A synthetic compound long known to exhibit interesting transition properties may hold the key to new, non-magnetic forms of information storage, say researchers at the RIKEN SPring-8 Center and their collaborators. The team's latest findings shed light on the complex relationship between a compound's electron spin arrangement and its transport properties, an area researchers have long struggled to understand.
The metal-insulator transition (MIT) is a phenomenon in which certain (electricity-conducting) metals make a sudden transition to become a (non-conducting) insulator when cooled below a given temperature. Unlike pure insulators such as silicon and germanium, and pure conductors such as gold and silver, metals with MITs are by their nature unstable and difficult to characterize. This instability is also their strength: complex materials with MITs such as semiconductors form the building blocks for much of our modern technology.
Elucidating the physical basis for MIT, one of the oldest and least well-understood phenomena in condensed matter physics, would shed light on the electron transport properties of a wide range of potentially useful materials.
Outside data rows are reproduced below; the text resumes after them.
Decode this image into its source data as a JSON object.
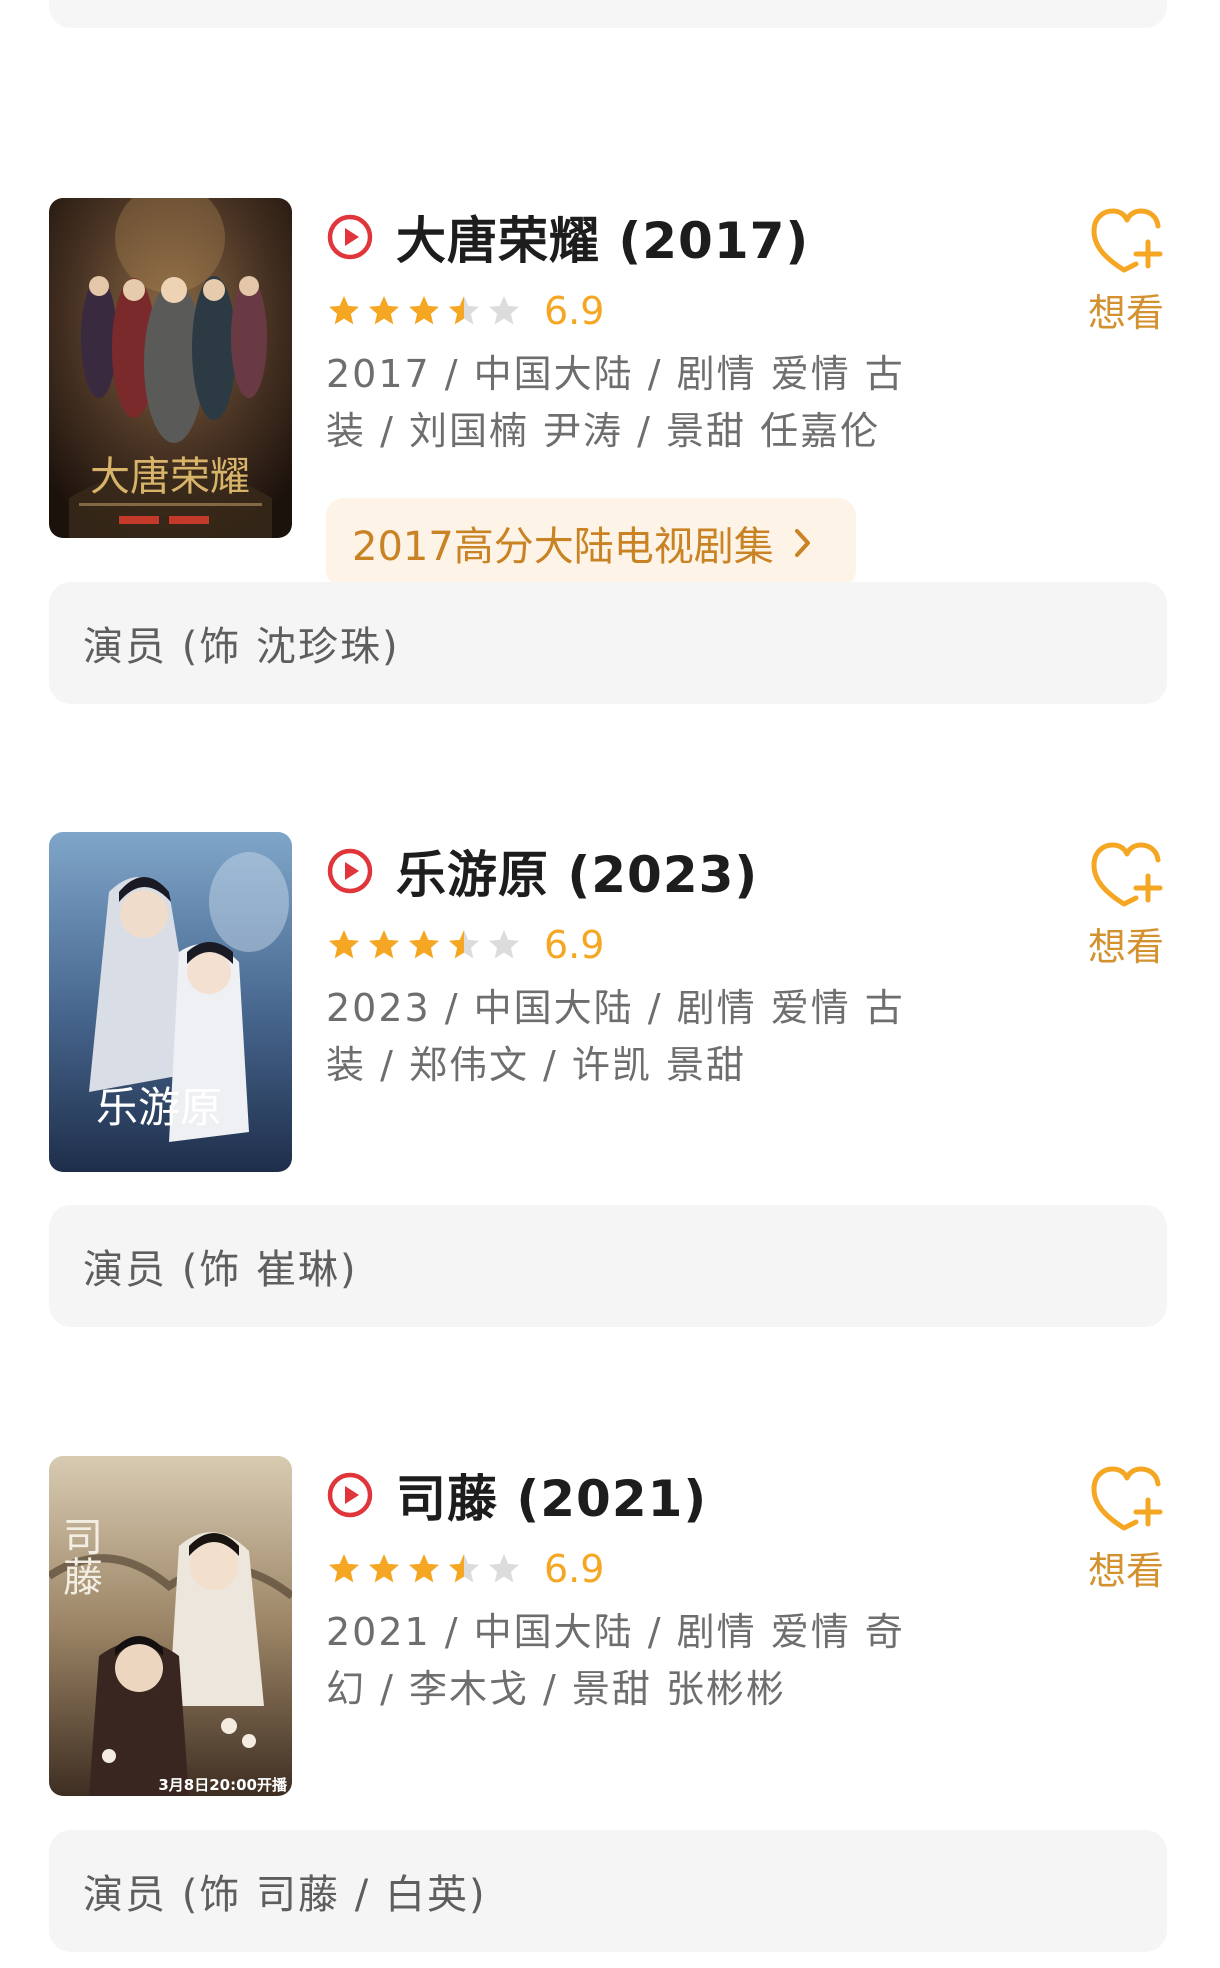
{
  "movies": [
    {
      "title": "大唐荣耀 (2017)",
      "score": "6.9",
      "stars": 3.5,
      "meta_line1": "2017 / 中国大陆 / 剧情 爱情 古",
      "meta_line2": "装 / 刘国楠 尹涛 / 景甜 任嘉伦",
      "collection": "2017高分大陆电视剧集",
      "want_label": "想看",
      "role": "演员 (饰 沈珍珠)",
      "poster_text": "大唐荣耀"
    },
    {
      "title": "乐游原 (2023)",
      "score": "6.9",
      "stars": 3.5,
      "meta_line1": "2023 / 中国大陆 / 剧情 爱情 古",
      "meta_line2": "装 / 郑伟文 / 许凯 景甜",
      "want_label": "想看",
      "role": "演员 (饰 崔琳)",
      "poster_text": "乐游原"
    },
    {
      "title": "司藤 (2021)",
      "score": "6.9",
      "stars": 3.5,
      "meta_line1": "2021 / 中国大陆 / 剧情 爱情 奇",
      "meta_line2": "幻 / 李木戈 / 景甜 张彬彬",
      "want_label": "想看",
      "role": "演员 (饰 司藤 / 白英)",
      "poster_text": "司藤",
      "poster_caption": "3月8日20:00开播"
    }
  ],
  "colors": {
    "accent_orange": "#f5a623",
    "play_red": "#e0353b",
    "want_orange": "#d4912f"
  }
}
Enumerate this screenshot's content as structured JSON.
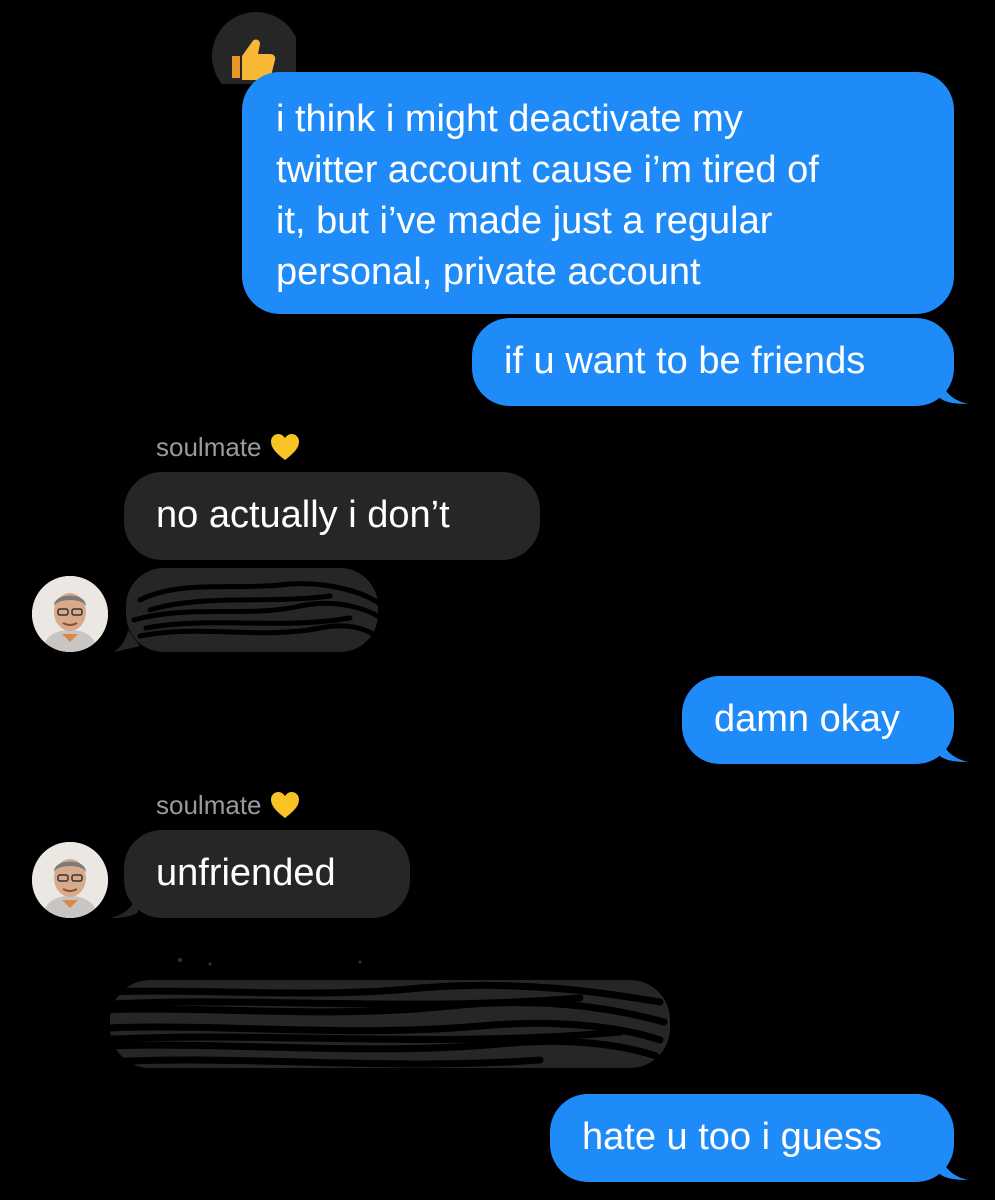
{
  "conversation": {
    "messages": [
      {
        "id": "m1",
        "direction": "sent",
        "lines": [
          "i think i might deactivate my",
          "twitter account cause i’m tired of",
          "it, but i’ve made just a regular",
          "personal, private account"
        ],
        "reaction": "thumbs-up-icon"
      },
      {
        "id": "m2",
        "direction": "sent",
        "text": "if u want to be friends"
      },
      {
        "id": "m3",
        "direction": "received",
        "sender": "soulmate",
        "text": "no actually i don’t"
      },
      {
        "id": "m4",
        "direction": "received",
        "text": "",
        "redacted": true
      },
      {
        "id": "m5",
        "direction": "sent",
        "text": "damn okay"
      },
      {
        "id": "m6",
        "direction": "received",
        "sender": "soulmate",
        "text": "unfriended"
      },
      {
        "id": "m7",
        "direction": "received",
        "text": "",
        "redacted": true
      },
      {
        "id": "m8",
        "direction": "sent",
        "text": "hate u too i guess"
      }
    ],
    "sender_label": "soulmate",
    "sender_emoji": "yellow-heart-icon"
  },
  "colors": {
    "background": "#000000",
    "sent_bubble": "#1f8bf8",
    "received_bubble": "#262628",
    "sender_name": "#9a9a9e",
    "heart": "#f7c325"
  }
}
Among these materials, the compound Cd2Os2O7, first discovered more than 30 years ago, has recently attracted renewed attention. Cd2Os2O7 has the intriguing property that when cooled to 227K (-46 °C), it undergoes both a metal-insulator transition and a magnetic transition to a state in which all its electron spins are aligned. This spin alignment, which makes the material magnetic, is useful for a wide array of applications, notably information storage.
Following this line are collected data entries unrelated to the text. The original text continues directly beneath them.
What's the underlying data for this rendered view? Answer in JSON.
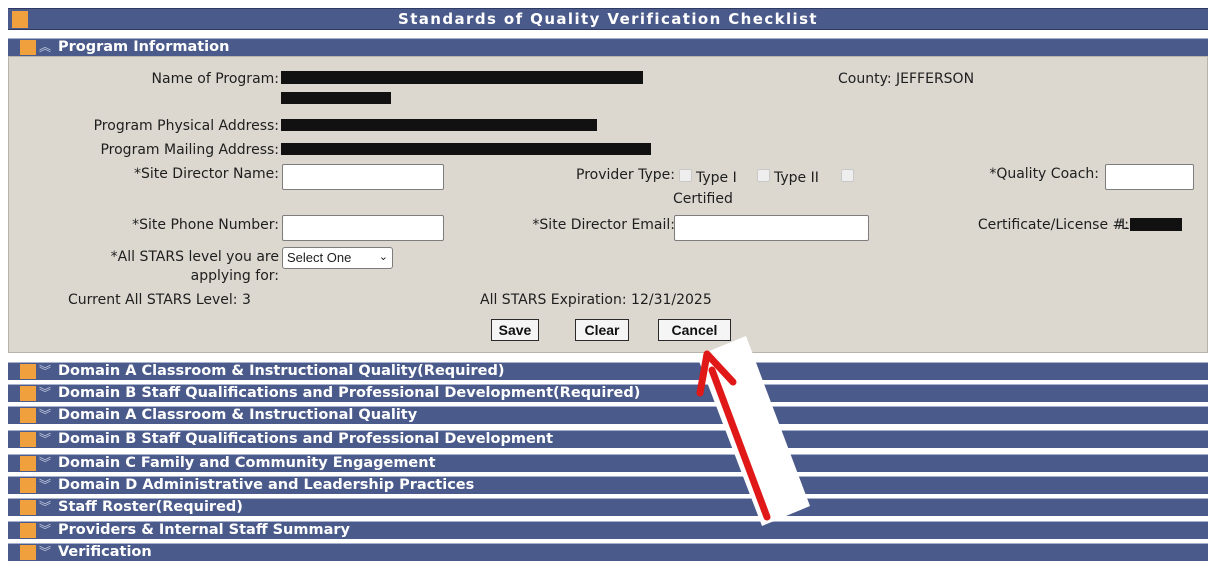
{
  "page": {
    "title": "Standards of Quality Verification Checklist"
  },
  "program_info": {
    "section_label": "Program Information",
    "name_label": "Name of Program:",
    "county_label": "County:",
    "county_value": "JEFFERSON",
    "physical_address_label": "Program Physical Address:",
    "mailing_address_label": "Program Mailing Address:",
    "site_director_name_label": "*Site Director Name:",
    "provider_type_label": "Provider Type:",
    "type1_label": "Type I",
    "type2_label": "Type II",
    "certified_label": "Certified",
    "quality_coach_label": "*Quality Coach:",
    "site_phone_label": "*Site Phone Number:",
    "site_director_email_label": "*Site Director Email:",
    "certificate_label": "Certificate/License #:",
    "certificate_prefix": "L",
    "stars_level_label_1": "*All STARS level you are",
    "stars_level_label_2": "applying for:",
    "stars_select_value": "Select One",
    "current_level_label": "Current All STARS Level:",
    "current_level_value": "3",
    "expiration_label": "All STARS Expiration:",
    "expiration_value": "12/31/2025",
    "save_label": "Save",
    "clear_label": "Clear",
    "cancel_label": "Cancel"
  },
  "sections": [
    "Domain A Classroom & Instructional Quality(Required)",
    "Domain B Staff Qualifications and Professional Development(Required)",
    "Domain A Classroom & Instructional Quality",
    "Domain B Staff Qualifications and Professional Development",
    "Domain C Family and Community Engagement",
    "Domain D Administrative and Leadership Practices",
    "Staff Roster(Required)",
    "Providers & Internal Staff Summary",
    "Verification"
  ],
  "colors": {
    "header_bg": "#4a5a8a",
    "accent_square": "#f1a03e",
    "panel_bg": "#dcd8d0",
    "annotation_arrow": "#e01818"
  },
  "icons": {
    "expanded": "chevron-double-up-icon",
    "collapsed": "chevron-double-down-icon"
  }
}
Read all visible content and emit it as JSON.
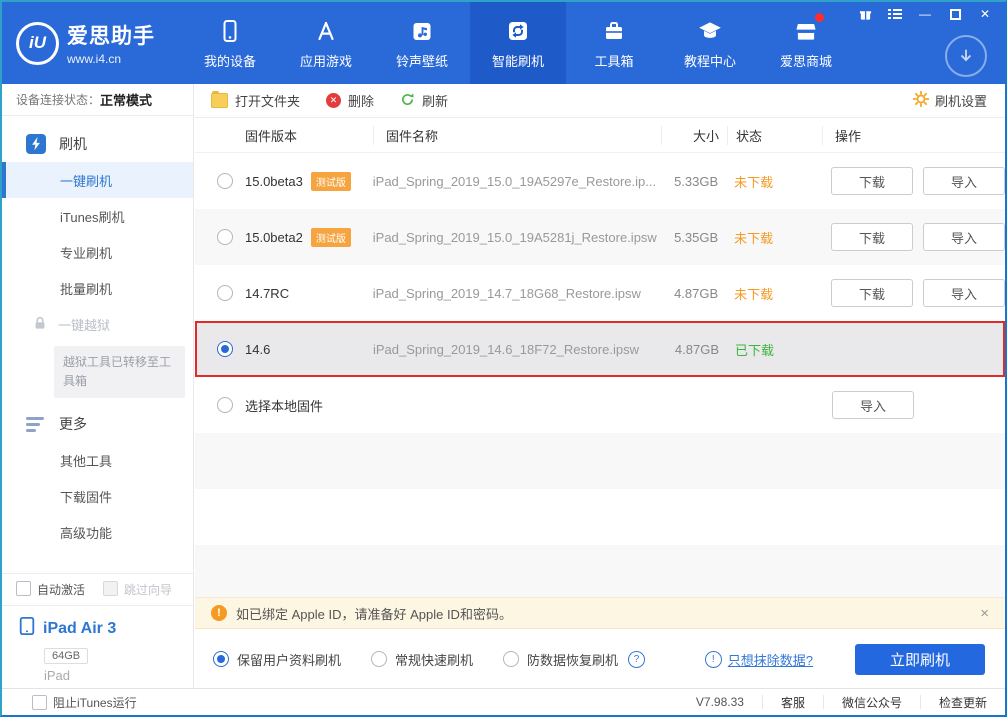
{
  "header": {
    "logo": {
      "mark": "iU",
      "title": "爱思助手",
      "url": "www.i4.cn"
    },
    "nav": [
      {
        "label": "我的设备",
        "icon": "device-icon",
        "active": false
      },
      {
        "label": "应用游戏",
        "icon": "appstore-icon",
        "active": false
      },
      {
        "label": "铃声壁纸",
        "icon": "ringtone-icon",
        "active": false
      },
      {
        "label": "智能刷机",
        "icon": "smart-flash-icon",
        "active": true
      },
      {
        "label": "工具箱",
        "icon": "toolbox-icon",
        "active": false
      },
      {
        "label": "教程中心",
        "icon": "tutorial-icon",
        "active": false
      },
      {
        "label": "爱思商城",
        "icon": "mall-icon",
        "active": false,
        "notification_dot": true
      }
    ],
    "window_controls": [
      "gift-icon",
      "list-icon",
      "minimize",
      "maximize",
      "close"
    ],
    "accent_color": "#2a69d8",
    "active_color": "#1f5bc8"
  },
  "sidebar": {
    "status_label": "设备连接状态：",
    "status_value": "正常模式",
    "groups": [
      {
        "label": "刷机",
        "icon": "flash-icon"
      },
      {
        "label": "更多",
        "icon": "more-icon"
      }
    ],
    "items": [
      {
        "label": "一键刷机",
        "active": true
      },
      {
        "label": "iTunes刷机"
      },
      {
        "label": "专业刷机"
      },
      {
        "label": "批量刷机"
      },
      {
        "label": "一键越狱",
        "disabled": true,
        "icon": "lock-icon"
      },
      {
        "label": "其他工具"
      },
      {
        "label": "下载固件"
      },
      {
        "label": "高级功能"
      }
    ],
    "jailbreak_note": "越狱工具已转移至工具箱",
    "checkboxes": [
      {
        "label": "自动激活",
        "checked": false
      },
      {
        "label": "跳过向导",
        "checked": false,
        "disabled": true
      }
    ],
    "device": {
      "name": "iPad Air 3",
      "capacity": "64GB",
      "type": "iPad",
      "icon": "tablet-icon"
    }
  },
  "toolbar": {
    "open_folder": "打开文件夹",
    "delete": "删除",
    "refresh": "刷新",
    "settings": "刷机设置"
  },
  "table": {
    "headers": {
      "version": "固件版本",
      "name": "固件名称",
      "size": "大小",
      "status": "状态",
      "operation": "操作"
    },
    "rows": [
      {
        "version": "15.0beta3",
        "badge": "测试版",
        "name": "iPad_Spring_2019_15.0_19A5297e_Restore.ip...",
        "size": "5.33GB",
        "status": "未下载",
        "download": "下载",
        "import": "导入",
        "selected": false
      },
      {
        "version": "15.0beta2",
        "badge": "测试版",
        "name": "iPad_Spring_2019_15.0_19A5281j_Restore.ipsw",
        "size": "5.35GB",
        "status": "未下载",
        "download": "下载",
        "import": "导入",
        "selected": false
      },
      {
        "version": "14.7RC",
        "name": "iPad_Spring_2019_14.7_18G68_Restore.ipsw",
        "size": "4.87GB",
        "status": "未下载",
        "download": "下载",
        "import": "导入",
        "selected": false
      },
      {
        "version": "14.6",
        "name": "iPad_Spring_2019_14.6_18F72_Restore.ipsw",
        "size": "4.87GB",
        "status": "已下载",
        "selected": true
      },
      {
        "version": "选择本地固件",
        "import": "导入",
        "selected": false
      }
    ],
    "status_colors": {
      "not_downloaded": "#f59a23",
      "downloaded": "#3cb53c"
    },
    "selected_border_color": "#e02b2b"
  },
  "notice": {
    "text": "如已绑定 Apple ID，请准备好 Apple ID和密码。",
    "close": "×",
    "icon": "warning-icon"
  },
  "flash_options": {
    "options": [
      {
        "label": "保留用户资料刷机",
        "selected": true
      },
      {
        "label": "常规快速刷机",
        "selected": false
      },
      {
        "label": "防数据恢复刷机",
        "selected": false,
        "help": true
      }
    ],
    "erase_link": "只想抹除数据?",
    "flash_button": "立即刷机"
  },
  "statusbar": {
    "block_itunes": "阻止iTunes运行",
    "version": "V7.98.33",
    "links": [
      "客服",
      "微信公众号",
      "检查更新"
    ]
  }
}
Previous efforts to elucidate this magnetic structure, however, have been complicated by another property of Cd2Os2O7: its propensity to absorb neutrons, which interferes with standard neutron scattering techniques used to analyze magnetism. To get around this problem, the researchers employed an alternative technique known as resonant x-ray scattering (RXS) using synchrotron radiation from the RIKEN SPring-8 facility, the world's most powerful synchrotron light source. Their results show that at 227K, Cd2Os2O7 structures itself into a tetrahedral network of osmium atoms with electron spins in each tetrahedron pointing in one of two directions: all inward, or all outward (Figure 1). The structure of this unusual "all-in-all-out" arrangement is such that the spins cancel each other out, so that the material as a whole is not magnetic.
Cd2Os2O7 thus has all the makings of a new kind of information storage medium, one whose binary bits of information ("all-in" and "all-out" spin arrangements) would, unlike present-day computer memory, be largely unaffected by surrounding magnetic fields. The results also provide fundamental insights into how electron spin can influence a material's transport properties, with broad applications in condensed matter physics.